The Natural History Museum (NHM) is a program of Not An Alternative, a non-profit organization and collective that works at the interaction of art, activism, cultural organizing, and critical theory.
Since launching in 2014, NHM has grown into an institution in its own right, leveraging the power of history, museums, monuments, and movements to change narratives, build alliances, educate the public and drive civic engagement in support of community-led movements for climate and environmental justice.
NHM strategies include developing award-winning films, exhibitions, and public cultural events; publishing; coalition-building, and advocacy. This artist statement situates NHM’s work within its broader art/activism practice.
Not An Alternative (est. 2004) is a collective and non-profit that works at the intersection of art, activism, and critical theory. We have a mission to affect popular understandings of histories, symbols, and institutions. Not An Alternative’s work has been exhibited in museums around the world, including Guggenheim, PS1/MOMA, Smithsonian National Museum of the American Indian, Queens Museum, Brooklyn Museum, Tate Modern, Victoria & Albert Museum, and Museo del Arte Moderno, and was cited in The New York Times and ArtNet’s “Best in Art in 2015” round-ups.
Our latest, ongoing project is The Natural History Museum (NHM, 2014—), a traveling, pop-up museum that highlights the socio-political forces that shape nature. The museum inquires into what we see, how we see, and what remains excluded from our seeing.

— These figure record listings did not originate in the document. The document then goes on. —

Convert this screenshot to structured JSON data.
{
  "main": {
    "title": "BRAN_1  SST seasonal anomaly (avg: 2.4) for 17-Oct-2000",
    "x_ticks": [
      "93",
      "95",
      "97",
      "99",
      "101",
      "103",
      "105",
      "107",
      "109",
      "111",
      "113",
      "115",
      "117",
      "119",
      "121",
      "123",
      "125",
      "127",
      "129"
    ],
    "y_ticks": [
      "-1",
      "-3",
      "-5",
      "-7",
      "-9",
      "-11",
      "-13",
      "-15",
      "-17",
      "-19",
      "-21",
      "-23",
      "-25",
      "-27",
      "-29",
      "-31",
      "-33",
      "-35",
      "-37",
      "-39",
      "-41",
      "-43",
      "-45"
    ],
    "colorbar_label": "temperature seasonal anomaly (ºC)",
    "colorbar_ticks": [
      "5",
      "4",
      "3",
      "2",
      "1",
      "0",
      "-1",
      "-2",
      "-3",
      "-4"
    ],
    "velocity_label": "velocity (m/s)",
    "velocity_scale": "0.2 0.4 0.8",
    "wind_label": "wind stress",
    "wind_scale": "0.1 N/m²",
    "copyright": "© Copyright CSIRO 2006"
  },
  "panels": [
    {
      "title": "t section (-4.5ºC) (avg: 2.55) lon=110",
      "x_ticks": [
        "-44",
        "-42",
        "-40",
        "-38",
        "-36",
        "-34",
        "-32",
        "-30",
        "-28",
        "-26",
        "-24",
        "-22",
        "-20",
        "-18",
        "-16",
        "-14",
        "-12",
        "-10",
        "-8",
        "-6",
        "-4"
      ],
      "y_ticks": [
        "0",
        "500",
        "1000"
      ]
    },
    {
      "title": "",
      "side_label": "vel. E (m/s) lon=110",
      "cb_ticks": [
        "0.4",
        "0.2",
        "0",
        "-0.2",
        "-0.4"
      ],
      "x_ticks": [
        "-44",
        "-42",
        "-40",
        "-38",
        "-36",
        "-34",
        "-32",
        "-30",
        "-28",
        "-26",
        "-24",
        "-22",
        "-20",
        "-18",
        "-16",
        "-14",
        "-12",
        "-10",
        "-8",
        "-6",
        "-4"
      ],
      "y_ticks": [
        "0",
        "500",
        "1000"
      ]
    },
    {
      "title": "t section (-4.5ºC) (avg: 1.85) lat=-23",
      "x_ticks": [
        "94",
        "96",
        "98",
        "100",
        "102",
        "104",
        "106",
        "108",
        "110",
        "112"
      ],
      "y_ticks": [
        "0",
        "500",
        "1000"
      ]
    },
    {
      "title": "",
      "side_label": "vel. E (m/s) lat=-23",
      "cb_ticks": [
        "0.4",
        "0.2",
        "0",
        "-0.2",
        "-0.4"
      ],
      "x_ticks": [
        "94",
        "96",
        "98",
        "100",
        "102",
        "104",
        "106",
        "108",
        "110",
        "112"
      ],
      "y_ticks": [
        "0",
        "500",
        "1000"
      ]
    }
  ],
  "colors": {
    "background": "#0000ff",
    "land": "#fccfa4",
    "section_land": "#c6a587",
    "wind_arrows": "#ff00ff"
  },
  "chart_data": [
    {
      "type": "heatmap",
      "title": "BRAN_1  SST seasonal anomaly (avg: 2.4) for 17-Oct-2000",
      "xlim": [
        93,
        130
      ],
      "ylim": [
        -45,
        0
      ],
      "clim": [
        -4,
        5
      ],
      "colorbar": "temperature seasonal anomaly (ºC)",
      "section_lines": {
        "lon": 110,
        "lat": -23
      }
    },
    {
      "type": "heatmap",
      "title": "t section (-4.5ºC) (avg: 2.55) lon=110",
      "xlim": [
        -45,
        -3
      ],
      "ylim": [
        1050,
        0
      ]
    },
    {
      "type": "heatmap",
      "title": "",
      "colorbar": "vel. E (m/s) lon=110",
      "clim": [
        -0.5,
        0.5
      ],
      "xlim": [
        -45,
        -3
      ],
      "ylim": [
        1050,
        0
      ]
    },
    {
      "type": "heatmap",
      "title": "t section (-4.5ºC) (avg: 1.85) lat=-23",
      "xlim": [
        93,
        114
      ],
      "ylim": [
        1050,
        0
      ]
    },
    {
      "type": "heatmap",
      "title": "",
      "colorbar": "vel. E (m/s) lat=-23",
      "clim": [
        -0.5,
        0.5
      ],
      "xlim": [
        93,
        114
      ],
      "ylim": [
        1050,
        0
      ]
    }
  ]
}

Working with artists, activists, Native Nations, scientists, and museum professionals, NHM organizes exhibitions inside museums that interpret environmental history according to new coordinates–connecting local threats and movements to protect the environment, public health, and local cultures to the history of museums, the legacy of colonialism, and to ongoing concerns about cultural and environmental heritage. Our aim is to unleash the power of museums, motivating them to act not as shrines to a civilization in decline, but as agents of change.
NHM brings together Indigenous leaders, environmental organizers, scientists and scholars in the hopes of building a community of practice around a natural history for the future. This future is aligned with movements for climate and environmental justice, informed by a non-dominating and non-exploitative relation to the land, and guided by an obligation to generations past, present and future.
Our practice reckons with the extractive history of natural history–the discipline’s participation in colonial processes of dispossession and nation-building, with an aim of uplifting a countervailing practice of natural history: one that relates to the natural world as a system of reciprocal relations between humans and non-humans, the elements and the land, and which recognizes the museum not as a keeper of the dead but as a custodian of the life that runs through everything—inside, under, and beyond the museum.